Apple Fast-Tracks Plan to Move Some Production from China

The protests and riots in response to China’s restrictive COVID-19 policies have resulted in Apple accelerating plans to relocate a chunk of production in that country, according to news reports claiming that “turmoil” in a Zhengzhou area called iPhone City helped prompt the change. At peak output, the zone produced roughly 85 percent of the iPhone Pro lineup, according to The Wall Street Journal, which says the factory “was convulsed in late November by violent protests.” China has long been the primary manufacturing location for Apple products. Vietnam and India are reportedly high on Apple’s list of alternate sites.
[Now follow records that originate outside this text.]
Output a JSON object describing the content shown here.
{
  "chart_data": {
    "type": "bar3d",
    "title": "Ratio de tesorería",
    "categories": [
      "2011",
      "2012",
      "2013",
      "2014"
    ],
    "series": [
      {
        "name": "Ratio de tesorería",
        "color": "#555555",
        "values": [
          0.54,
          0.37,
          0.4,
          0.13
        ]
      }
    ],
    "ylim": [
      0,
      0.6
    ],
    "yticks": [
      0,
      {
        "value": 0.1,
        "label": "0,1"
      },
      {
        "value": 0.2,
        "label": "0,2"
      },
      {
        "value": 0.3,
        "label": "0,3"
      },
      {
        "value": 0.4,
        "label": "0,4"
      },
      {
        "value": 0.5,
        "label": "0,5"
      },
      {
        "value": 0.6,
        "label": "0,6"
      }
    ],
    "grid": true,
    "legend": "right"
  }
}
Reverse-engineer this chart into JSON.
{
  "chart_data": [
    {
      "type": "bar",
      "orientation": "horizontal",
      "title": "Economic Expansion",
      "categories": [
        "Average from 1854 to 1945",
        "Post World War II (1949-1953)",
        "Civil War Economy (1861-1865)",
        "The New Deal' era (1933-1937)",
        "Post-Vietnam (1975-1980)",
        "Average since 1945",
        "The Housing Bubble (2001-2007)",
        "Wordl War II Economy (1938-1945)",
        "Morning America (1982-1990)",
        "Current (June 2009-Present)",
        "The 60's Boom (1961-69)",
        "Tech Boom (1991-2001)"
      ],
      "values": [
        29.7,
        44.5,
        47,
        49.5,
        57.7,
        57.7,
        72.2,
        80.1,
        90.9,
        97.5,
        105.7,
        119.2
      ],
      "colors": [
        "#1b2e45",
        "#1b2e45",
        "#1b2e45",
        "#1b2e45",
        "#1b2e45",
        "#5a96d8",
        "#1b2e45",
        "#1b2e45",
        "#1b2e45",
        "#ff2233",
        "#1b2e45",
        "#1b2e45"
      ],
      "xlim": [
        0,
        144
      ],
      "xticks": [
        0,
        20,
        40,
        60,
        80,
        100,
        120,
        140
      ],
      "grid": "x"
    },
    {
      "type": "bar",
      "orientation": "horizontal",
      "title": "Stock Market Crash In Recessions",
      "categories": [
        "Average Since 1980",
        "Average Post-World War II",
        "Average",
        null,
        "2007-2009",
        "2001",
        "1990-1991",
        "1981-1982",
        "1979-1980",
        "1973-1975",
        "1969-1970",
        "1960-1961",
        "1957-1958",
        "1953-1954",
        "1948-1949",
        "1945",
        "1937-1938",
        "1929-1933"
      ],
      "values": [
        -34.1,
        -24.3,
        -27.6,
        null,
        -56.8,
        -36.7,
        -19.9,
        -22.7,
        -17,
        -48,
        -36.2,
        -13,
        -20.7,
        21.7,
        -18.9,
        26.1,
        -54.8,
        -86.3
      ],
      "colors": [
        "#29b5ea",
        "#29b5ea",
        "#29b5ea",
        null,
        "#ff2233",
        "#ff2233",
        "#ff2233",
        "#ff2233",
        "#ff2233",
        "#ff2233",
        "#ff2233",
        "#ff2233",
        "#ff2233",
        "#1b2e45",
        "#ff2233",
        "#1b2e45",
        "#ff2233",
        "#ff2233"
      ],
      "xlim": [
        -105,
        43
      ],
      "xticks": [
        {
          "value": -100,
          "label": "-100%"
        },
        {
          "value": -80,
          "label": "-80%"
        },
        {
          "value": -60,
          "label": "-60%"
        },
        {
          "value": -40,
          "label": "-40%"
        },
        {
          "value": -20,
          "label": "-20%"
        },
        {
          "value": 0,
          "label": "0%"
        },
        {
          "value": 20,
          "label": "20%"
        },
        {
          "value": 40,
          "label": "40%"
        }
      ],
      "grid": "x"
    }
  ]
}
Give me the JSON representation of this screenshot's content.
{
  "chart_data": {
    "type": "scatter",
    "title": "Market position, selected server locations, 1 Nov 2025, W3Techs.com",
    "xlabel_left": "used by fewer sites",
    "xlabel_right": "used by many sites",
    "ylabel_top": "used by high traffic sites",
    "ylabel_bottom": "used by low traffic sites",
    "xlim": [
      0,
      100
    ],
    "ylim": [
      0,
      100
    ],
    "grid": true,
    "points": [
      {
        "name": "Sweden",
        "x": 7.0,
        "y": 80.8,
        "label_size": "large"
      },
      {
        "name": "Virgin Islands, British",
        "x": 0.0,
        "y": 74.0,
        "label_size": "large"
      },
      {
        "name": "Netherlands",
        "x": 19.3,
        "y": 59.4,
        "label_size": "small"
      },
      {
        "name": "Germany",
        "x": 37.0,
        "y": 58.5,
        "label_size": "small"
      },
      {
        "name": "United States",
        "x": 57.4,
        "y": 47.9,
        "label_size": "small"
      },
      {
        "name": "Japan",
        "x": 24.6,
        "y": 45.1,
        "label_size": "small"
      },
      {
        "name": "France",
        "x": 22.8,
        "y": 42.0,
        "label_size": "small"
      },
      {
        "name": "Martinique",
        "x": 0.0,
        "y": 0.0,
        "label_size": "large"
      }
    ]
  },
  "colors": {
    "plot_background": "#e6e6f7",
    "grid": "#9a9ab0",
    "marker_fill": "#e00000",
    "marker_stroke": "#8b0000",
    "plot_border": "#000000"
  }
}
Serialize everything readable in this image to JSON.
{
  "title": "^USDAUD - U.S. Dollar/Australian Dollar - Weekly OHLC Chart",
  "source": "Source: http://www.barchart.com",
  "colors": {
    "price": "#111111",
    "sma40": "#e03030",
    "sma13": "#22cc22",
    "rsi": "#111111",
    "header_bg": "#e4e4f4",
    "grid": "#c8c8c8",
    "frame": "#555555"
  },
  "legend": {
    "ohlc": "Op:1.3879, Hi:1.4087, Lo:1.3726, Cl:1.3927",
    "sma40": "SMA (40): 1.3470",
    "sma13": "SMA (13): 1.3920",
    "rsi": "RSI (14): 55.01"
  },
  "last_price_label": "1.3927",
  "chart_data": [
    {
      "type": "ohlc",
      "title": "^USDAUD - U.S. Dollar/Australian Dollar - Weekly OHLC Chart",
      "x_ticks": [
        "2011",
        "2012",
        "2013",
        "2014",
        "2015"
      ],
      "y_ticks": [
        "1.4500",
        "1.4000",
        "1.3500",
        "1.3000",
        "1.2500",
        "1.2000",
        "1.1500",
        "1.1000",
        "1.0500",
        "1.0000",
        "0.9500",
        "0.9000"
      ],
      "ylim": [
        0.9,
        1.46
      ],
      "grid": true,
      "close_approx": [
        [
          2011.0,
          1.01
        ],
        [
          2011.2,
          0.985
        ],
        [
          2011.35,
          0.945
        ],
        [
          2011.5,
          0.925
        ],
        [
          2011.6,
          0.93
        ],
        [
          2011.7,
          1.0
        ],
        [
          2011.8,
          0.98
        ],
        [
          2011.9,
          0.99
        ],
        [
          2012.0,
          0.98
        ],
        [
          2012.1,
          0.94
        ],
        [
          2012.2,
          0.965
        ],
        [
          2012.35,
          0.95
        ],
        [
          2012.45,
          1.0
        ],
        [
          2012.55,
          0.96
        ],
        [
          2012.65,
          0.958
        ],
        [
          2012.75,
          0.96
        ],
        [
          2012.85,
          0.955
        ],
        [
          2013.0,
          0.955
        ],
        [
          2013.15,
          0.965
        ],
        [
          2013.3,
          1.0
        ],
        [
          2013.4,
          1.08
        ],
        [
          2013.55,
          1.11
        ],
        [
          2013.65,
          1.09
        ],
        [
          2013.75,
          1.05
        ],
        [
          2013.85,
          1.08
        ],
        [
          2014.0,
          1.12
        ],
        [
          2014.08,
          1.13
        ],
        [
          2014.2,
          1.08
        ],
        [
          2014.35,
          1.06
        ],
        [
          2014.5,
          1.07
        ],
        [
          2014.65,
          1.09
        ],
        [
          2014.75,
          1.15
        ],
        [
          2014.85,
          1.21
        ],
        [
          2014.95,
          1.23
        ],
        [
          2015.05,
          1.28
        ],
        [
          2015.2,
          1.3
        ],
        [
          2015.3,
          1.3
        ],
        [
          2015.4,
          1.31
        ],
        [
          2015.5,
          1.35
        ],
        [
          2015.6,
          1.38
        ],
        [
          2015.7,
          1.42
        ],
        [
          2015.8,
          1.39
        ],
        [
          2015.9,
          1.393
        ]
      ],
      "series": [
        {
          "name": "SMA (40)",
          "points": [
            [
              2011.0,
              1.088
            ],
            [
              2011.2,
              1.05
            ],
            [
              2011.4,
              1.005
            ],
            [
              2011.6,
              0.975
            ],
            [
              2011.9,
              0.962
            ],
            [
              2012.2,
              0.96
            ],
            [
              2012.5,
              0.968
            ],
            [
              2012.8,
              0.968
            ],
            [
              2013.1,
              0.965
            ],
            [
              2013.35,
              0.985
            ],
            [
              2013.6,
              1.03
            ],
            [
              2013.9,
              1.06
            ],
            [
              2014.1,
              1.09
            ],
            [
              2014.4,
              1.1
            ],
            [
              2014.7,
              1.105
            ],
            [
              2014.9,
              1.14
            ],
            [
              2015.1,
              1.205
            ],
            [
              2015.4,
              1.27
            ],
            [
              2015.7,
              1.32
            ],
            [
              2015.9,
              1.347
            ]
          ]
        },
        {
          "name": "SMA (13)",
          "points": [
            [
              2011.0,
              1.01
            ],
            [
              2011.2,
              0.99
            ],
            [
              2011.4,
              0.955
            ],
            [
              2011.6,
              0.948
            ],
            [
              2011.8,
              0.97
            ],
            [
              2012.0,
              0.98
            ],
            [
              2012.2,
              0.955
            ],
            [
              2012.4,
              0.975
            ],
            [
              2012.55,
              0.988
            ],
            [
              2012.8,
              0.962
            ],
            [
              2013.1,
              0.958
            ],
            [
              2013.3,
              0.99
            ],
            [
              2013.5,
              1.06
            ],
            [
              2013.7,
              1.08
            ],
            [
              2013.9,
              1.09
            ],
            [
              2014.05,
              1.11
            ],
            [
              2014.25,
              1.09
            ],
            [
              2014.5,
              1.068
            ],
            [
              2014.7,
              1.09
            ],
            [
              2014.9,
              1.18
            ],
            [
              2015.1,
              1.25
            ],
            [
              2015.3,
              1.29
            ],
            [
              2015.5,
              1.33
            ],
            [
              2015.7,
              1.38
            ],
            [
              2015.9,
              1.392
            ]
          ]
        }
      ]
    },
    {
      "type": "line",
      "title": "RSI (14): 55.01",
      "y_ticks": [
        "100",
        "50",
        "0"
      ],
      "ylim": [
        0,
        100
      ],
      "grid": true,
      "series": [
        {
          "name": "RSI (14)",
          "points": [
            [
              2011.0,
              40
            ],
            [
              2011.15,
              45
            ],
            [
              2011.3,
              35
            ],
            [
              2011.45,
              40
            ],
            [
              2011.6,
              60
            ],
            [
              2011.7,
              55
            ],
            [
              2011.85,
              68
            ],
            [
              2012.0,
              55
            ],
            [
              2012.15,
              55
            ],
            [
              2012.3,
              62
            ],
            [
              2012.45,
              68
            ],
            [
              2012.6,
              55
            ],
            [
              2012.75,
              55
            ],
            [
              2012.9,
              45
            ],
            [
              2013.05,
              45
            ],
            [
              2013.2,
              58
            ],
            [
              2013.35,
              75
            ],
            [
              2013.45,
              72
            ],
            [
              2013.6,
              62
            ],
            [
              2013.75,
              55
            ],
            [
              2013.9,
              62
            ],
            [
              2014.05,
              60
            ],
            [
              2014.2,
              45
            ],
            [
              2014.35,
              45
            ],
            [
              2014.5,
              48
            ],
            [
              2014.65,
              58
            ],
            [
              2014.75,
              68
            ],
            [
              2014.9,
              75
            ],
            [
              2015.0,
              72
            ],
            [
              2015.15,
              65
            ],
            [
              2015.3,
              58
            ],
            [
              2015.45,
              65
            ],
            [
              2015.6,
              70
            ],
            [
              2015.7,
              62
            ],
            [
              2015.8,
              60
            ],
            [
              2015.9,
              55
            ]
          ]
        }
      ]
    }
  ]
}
Apple is currently facing a situation in which “consumers doing Christmas shopping are stuck with some of the longest wait times for high-end iPhones in the product’s 15-year history, stretching until after Christmas,” The Wall Street Journal reports. In November, Apple issued a midquarter warning that problems in Zhengzhou were negatively impacting shipments of iPhone Pros.

“Coming after a year of events that weakened China’s status as a stable manufacturing center, the upheaval means Apple no longer feels comfortable having so much of its business tied up in one place, according to analysts and people in the Apple supply chain,” WSJ notes.

Online videos posted from Zhengzhou show workers at iPhone City — which is run by Foxconn and employs up to 300,000 people — protesting wages and COVID-19 restrictions by “throwing items and shouting ‘Stand up for your rights!’” in the presence of riot police, according to WSJ.

Apple is reportedly interested in decentralizing its China production, even if the plants it winds up relocating to are owned by companies based in China, WSJ says, citing Luxshare Precision Industry and Wingtech Technology as two Chinese companies “in line to get more Apple business” in facilities outside the communist-ruled nation.

Apple aspires to eventually originate some 40 to 45 percent of iPhones in India, as opposed to the less than 10 percent currently made there, while Vietnam is being evaluated to manufacture more of Apple’s other products, like laptops, smartwatches and AirPods.

Relocating Apple product assembly “is a difficult prospect, one that in September was reckoned to take eight years to shift as little as 10 percent of production out of China,” writes Apple Insider, noting that the company “does already have production centers being expanded in Vietnam and India, but there’s a lot more that needs to be in place for bigger shifts to be more effective.”

Notably, Apple needs to be able to relocate its “new product introduction,” or NPI, processes, whereby “Apple teams work with contractors on making product blueprints and prototypes into a full manufacturing plan.” China, with its deep bench of suppliers and production engineers, easily accommodates Apple’s NPI.

“With hiring slowdowns and a slowing global economy, it’s harder for Apple to allocate workers to deal with NPI with new suppliers in new countries,” Apple Insider says.